Fishbein argued the admission was false — the fictional raving of a mentally ill man — and pointed to longtime suspect Jose Ramos, a convicted pedophile who admitted to a federal prosecutor that he had been with Etan the day the boy vanished, according to testimony. Ramos, now jailed in Pennsylvania, has denied killing Etan.

A former jailhouse informant who was working with them gave a stomach-turning account of conversations he had with Ramos that included details on molesting Etan. Manhattan prosecutors never felt there was enough evidence to charge him with the crime.
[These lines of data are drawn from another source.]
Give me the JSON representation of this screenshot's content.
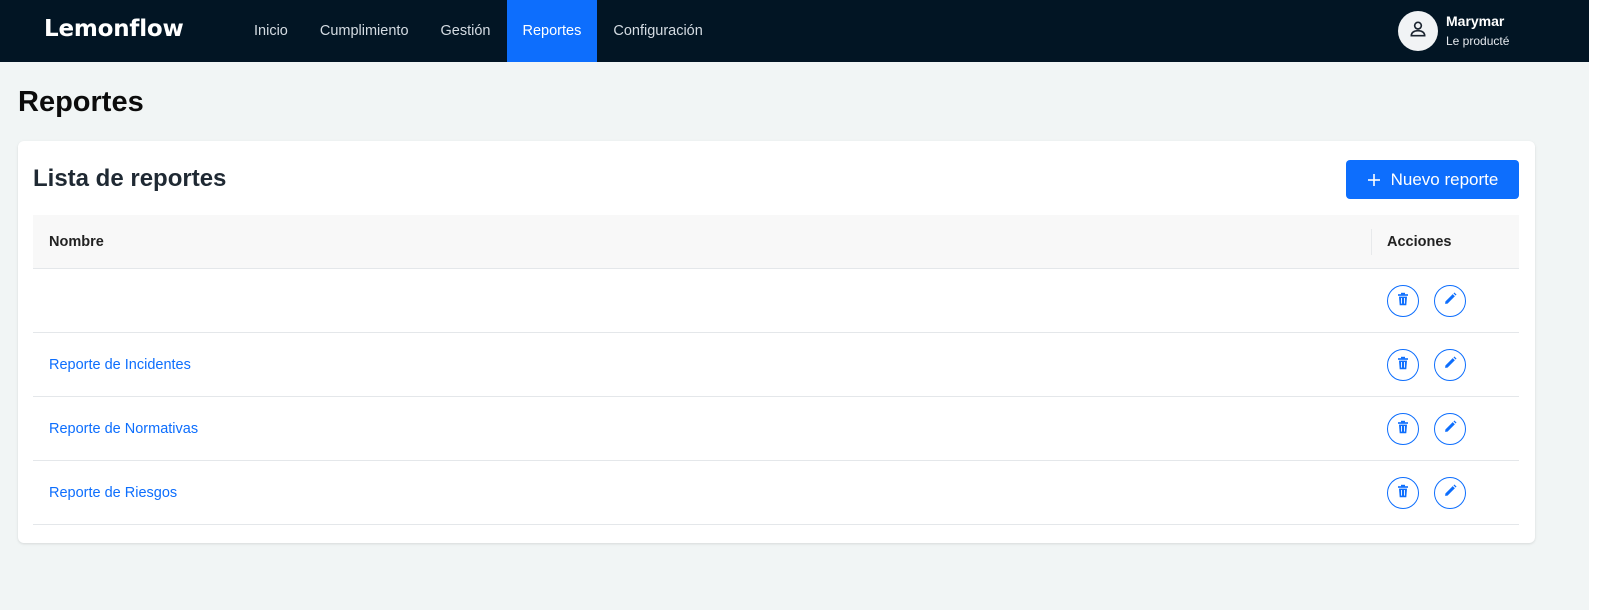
{
  "app": {
    "brand": "Lemonflow"
  },
  "nav": {
    "items": [
      {
        "label": "Inicio",
        "active": false
      },
      {
        "label": "Cumplimiento",
        "active": false
      },
      {
        "label": "Gestión",
        "active": false
      },
      {
        "label": "Reportes",
        "active": true
      },
      {
        "label": "Configuración",
        "active": false
      }
    ]
  },
  "user": {
    "name": "Marymar",
    "role": "Le producté",
    "icon": "user-icon"
  },
  "page": {
    "title": "Reportes"
  },
  "card": {
    "title": "Lista de reportes",
    "new_button": {
      "label": "Nuevo reporte",
      "icon": "plus-icon"
    }
  },
  "table": {
    "columns": {
      "name": "Nombre",
      "actions": "Acciones"
    },
    "rows": [
      {
        "name": ""
      },
      {
        "name": "Reporte de Incidentes"
      },
      {
        "name": "Reporte de Normativas"
      },
      {
        "name": "Reporte de Riesgos"
      }
    ],
    "row_actions": {
      "delete_icon": "trash-icon",
      "edit_icon": "pencil-icon"
    }
  },
  "colors": {
    "topbar": "#021524",
    "accent": "#0d6efd",
    "background": "#f1f5f5"
  }
}
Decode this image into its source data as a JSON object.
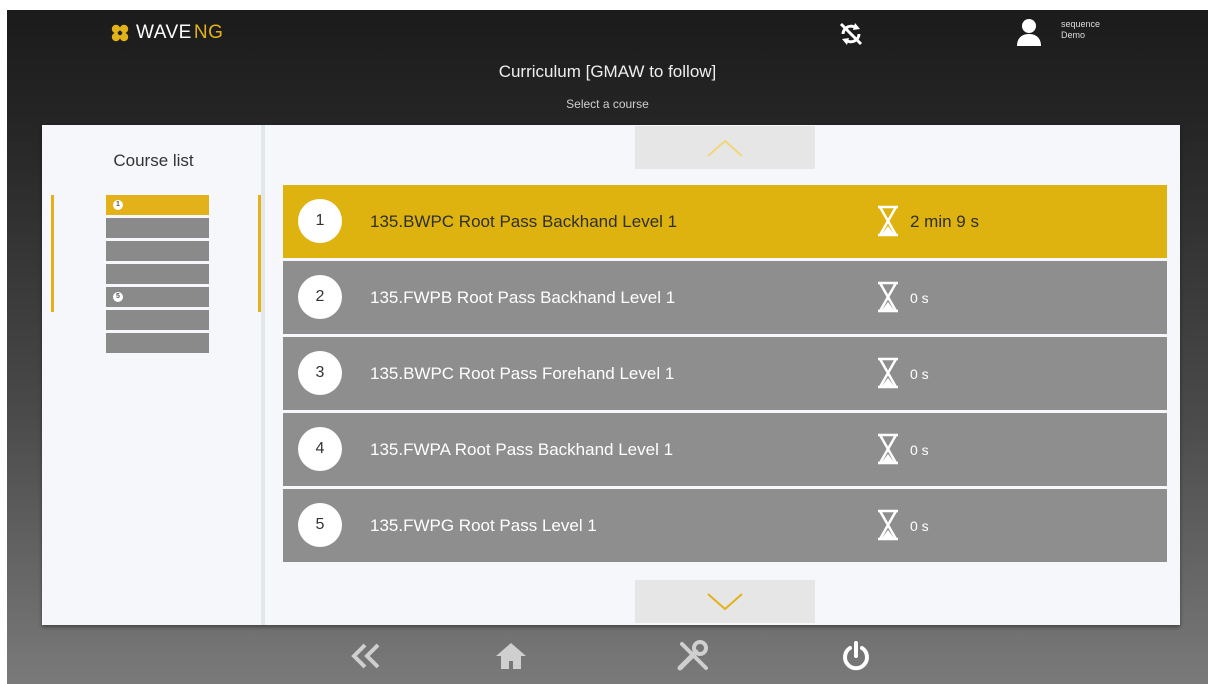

Hernandez's attorneys had sought to question Ramos on the witness stand but he said he would invoke his right against self-incrimination. He has refused to comment about this case, and says he didn't have anything to do with Etan's disappearance.

Police were brought to Hernandez's door after his brother-in-law called in a tip. He'd seen news reports of an FBI excavation in the SoHo neighborhood linked to the case, after it had been dormant for years. He testified he had long suspected his brother-in-law had been involved in the death of the child.